Chinese tech firm Xiaomi’s founder and CEO Lei Jun revealed in an open letter today that the company has sold one million smartphones in the first 18 days of this month in India.
The first 50,0000 were sold between Oct 1 and Oct 3 during the country’s festive season, according to a report dated Oct 5 on tech-blog website Mashable Asia.
Xiaomi sold about 2.3 million smartphones in India during the first two quarters combined this year, according to the report.
Li Lei, a Xiaomi employee shared on his WeChat that it took five months for China’s once top smartphone vendor to sell its first one million units in India when it first tapped the new territory beyond its home market.
Lei Jun expressed special thanks in his bilingual open letter to FlipKart, Amazon and Snapdeal, their channel partners in India through which he would like to repeat Xiaomi’s overwhelming success in China. The company set a Guinness record of sales of 2.11 million smartphones in 12 hours on April 8, 2015.

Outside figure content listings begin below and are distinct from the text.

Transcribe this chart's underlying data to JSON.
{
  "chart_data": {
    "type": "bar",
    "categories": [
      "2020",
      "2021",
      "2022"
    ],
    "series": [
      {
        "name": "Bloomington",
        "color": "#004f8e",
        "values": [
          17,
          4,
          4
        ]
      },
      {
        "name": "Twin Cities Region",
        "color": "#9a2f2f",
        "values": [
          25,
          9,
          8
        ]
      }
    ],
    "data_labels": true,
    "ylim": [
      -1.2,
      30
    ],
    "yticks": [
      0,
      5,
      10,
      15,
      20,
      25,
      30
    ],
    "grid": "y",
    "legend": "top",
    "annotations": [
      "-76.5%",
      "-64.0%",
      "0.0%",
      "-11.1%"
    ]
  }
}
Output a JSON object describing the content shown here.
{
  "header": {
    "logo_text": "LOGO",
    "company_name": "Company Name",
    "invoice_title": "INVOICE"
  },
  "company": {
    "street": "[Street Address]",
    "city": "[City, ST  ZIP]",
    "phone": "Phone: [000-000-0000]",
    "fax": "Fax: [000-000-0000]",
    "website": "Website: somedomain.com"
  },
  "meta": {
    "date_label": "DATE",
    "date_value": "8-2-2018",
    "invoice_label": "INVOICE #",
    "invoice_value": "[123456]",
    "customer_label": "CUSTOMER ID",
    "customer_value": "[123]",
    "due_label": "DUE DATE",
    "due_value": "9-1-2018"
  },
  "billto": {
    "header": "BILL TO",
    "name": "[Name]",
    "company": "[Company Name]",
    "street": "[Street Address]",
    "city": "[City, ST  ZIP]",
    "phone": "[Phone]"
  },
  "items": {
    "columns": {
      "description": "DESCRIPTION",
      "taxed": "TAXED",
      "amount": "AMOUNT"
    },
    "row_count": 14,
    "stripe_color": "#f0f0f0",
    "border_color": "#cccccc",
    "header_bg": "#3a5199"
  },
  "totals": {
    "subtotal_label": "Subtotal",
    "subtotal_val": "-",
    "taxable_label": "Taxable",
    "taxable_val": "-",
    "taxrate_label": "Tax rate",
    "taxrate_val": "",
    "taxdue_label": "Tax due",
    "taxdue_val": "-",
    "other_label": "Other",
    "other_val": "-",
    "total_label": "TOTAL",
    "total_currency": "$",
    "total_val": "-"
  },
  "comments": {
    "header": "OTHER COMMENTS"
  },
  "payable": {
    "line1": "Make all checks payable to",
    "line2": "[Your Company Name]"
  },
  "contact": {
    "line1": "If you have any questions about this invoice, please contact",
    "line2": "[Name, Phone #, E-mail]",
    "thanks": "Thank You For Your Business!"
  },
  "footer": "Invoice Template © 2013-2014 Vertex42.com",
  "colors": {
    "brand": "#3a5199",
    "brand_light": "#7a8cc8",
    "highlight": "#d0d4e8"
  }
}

Lei has revealed that Xiaomi aimed to achieve the largest market share in India within three to five years but has not disclosed any sales target in the country.
Market research firm IDC’s data released on Sept 2 shows that in the second quarter of this year Samsung lead with a 28.5 percent market share in the top 30 cities of India, followed by Micromax with 11.9 percent and Xiaomi with 8.1 percent.
It has ascended to 8.4 percent in September, Lei highlighted in his open letter to all Xiaomi friends, also citing IDC data.
However, in the whole Indian market, which saw a total shipment of 275 million units in the second quarter, Xiaomi had not broken into the top five as Samsung took the largest share with 25.1 percent, followed by Micromax with 12.9 percent and Lenovo Group with 7.7 percent, according to IDC.
In April this year, Xiaomi invested $25 million in India’s Hungama Digital Media Entertainment, which boasts more than 8,000 movies in Hindi and other Indian regional languages on its platform and over 65 million monthly active users of its music, videos and movies.